Mexican truck drivers rolling into Otay Mesa are getting a harsh surprise at the booth: some are being turned back on the spot as U.S. officials yank their B-1 visas over suspected illegal cabotage, the practice of hauling freight between two U.S. points. The sudden crackdown is already tightening cross-border capacity, according to brokers and carriers who work the Tijuana-to-California lanes.
U.S. Customs and Border Protection officers at Otay Mesa and other Southwestern ports of entry have been scrutinizing drivers' records and processing on-the-spot visa revocations when safety data suggests domestic hauling. That stepped-up enforcement was first flagged by industry reporting from Transport Topics. The Otay Mesa Chamber of Commerce says "hundreds" of drivers have already been denied entry and warns that agents are digging through multiple years of ELD, GPS, PSP and Federal Motor Carrier Safety Administration inspection histories to spot potential cabotage runs. Otay Mesa Chamber of Commerce
How federal data is flagging drivers
Behind the scenes, the crackdown is being powered by data. Federal officials and trade coverage say the Department of Transportation and CBP have linked safety, inspection and telematics systems so warnings from DOT roadside checks can flow straight into immigration screening at the ports.
A DOT spokesperson told Overdrive that the agencies are leveraging data sharing with CBP so cabotage violations carry immediate and real consequences for drivers at the border. Industry outlets report that the merged systems are sweeping in drivers with older warnings who may not have realized those infractions could come back to haunt their visas. Data from CANACAR cited by FreightWaves points to roughly 3,200 drivers affected across the wider border region.
Local impact and industry reaction
On the ground, the enforcement shift is squeezing some of the busiest lanes that move freight north from Tijuana into the United States. Otay Mesa is one of California's key commercial gateways, and any hit to driver availability there tends to ripple through warehouses, drayage operations and longhaul capacity.
Federal travel and freight studies from FHWA underscore the port's outsized role in regional trade flows. Local business groups and industry analysts warn that with more drivers sidelined, shippers should brace for slower crossings and higher trucking costs as carriers rework how they staff international moves. Trade coverage, including reporting by Supply Chain Beat, has traced the emerging supply-chain ripple effects along the border.
Legal basics: What B-1 permits - and forbids
At the core of the crackdown is a fairly simple legal rule that gets complicated fast in real life. Under U.S. customs regulations, a foreign-based truck can operate inside the country only when its movements are "incidental to the immediately prior or subsequent engagement" in international traffic. Once a run turns into a purely domestic haul from one U.S. point to another, it risks violating 19 C.F.R. § 123.14.
CBP rulings and guidance from trade counsel show that the "incidental to international traffic" exception is interpreted narrowly. A driver who accepts a domestic pickup or delivery that is not clearly tied to an international leg can face immigration consequences, including visa revocation.

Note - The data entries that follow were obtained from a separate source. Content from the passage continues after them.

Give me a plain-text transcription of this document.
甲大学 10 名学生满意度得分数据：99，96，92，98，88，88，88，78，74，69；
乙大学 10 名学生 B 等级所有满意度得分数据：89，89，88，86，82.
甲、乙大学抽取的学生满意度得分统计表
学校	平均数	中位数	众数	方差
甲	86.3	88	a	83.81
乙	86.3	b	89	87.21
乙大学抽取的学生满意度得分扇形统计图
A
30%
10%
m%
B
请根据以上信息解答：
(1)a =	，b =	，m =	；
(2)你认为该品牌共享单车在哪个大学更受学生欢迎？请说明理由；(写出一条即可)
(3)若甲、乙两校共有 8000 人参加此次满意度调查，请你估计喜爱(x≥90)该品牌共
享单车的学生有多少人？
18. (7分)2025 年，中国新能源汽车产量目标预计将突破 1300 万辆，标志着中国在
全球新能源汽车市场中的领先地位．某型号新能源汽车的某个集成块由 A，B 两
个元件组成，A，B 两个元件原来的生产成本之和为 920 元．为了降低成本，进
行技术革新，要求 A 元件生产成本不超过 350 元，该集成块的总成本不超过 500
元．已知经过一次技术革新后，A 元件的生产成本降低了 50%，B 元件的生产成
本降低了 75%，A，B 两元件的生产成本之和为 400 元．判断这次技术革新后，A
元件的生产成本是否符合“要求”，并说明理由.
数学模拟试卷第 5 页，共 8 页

For background and legal analysis, see recent rulings from CBP and commentary from JD Supra.
What carriers and drivers should do
With cabotage suddenly carrying real immigration stakes, carriers and drivers are being urged to tighten up their paperwork and routing decisions. Operations managers and dispatchers are advising cross-border drivers to:
• Document the international nature of every trip in their files.
• Keep clean, consistent ELD and PSP records that match the trip story.
• Steer clear of domestic point-to-point loads while in the United States, even if a short hop looks harmless.
• Confirm visa and border-crossing card status before attempting to re-enter.
Drivers who believe a visa was wrongly revoked are being told to contact their employer and seek guidance from the appropriate consulate, while carriers are under pressure to audit trip paperwork and safety logs now that enforcement has intensified. Updated English-proficiency and roadside enforcement expectations are outlined in guidance from FMCSA, and industry summaries of how those policies play out on the road are available through outlets like Overdrive.
For now, federal agencies have not released a single, consolidated tally of how many drivers have had visas denied or revoked, leaving local chambers, Mexican carriers and trade journalists to piece it together. As reported by Transport Topics, estimates range from the Otay Mesa chamber's "few hundred" figure at that single port to CANACAR's roughly 3,200 drivers affected across the border region. The wide spread underscores both how quickly the policy is reshaping cross-border trucking and how uncertain the road ahead looks for shippers and drivers caught in the middle.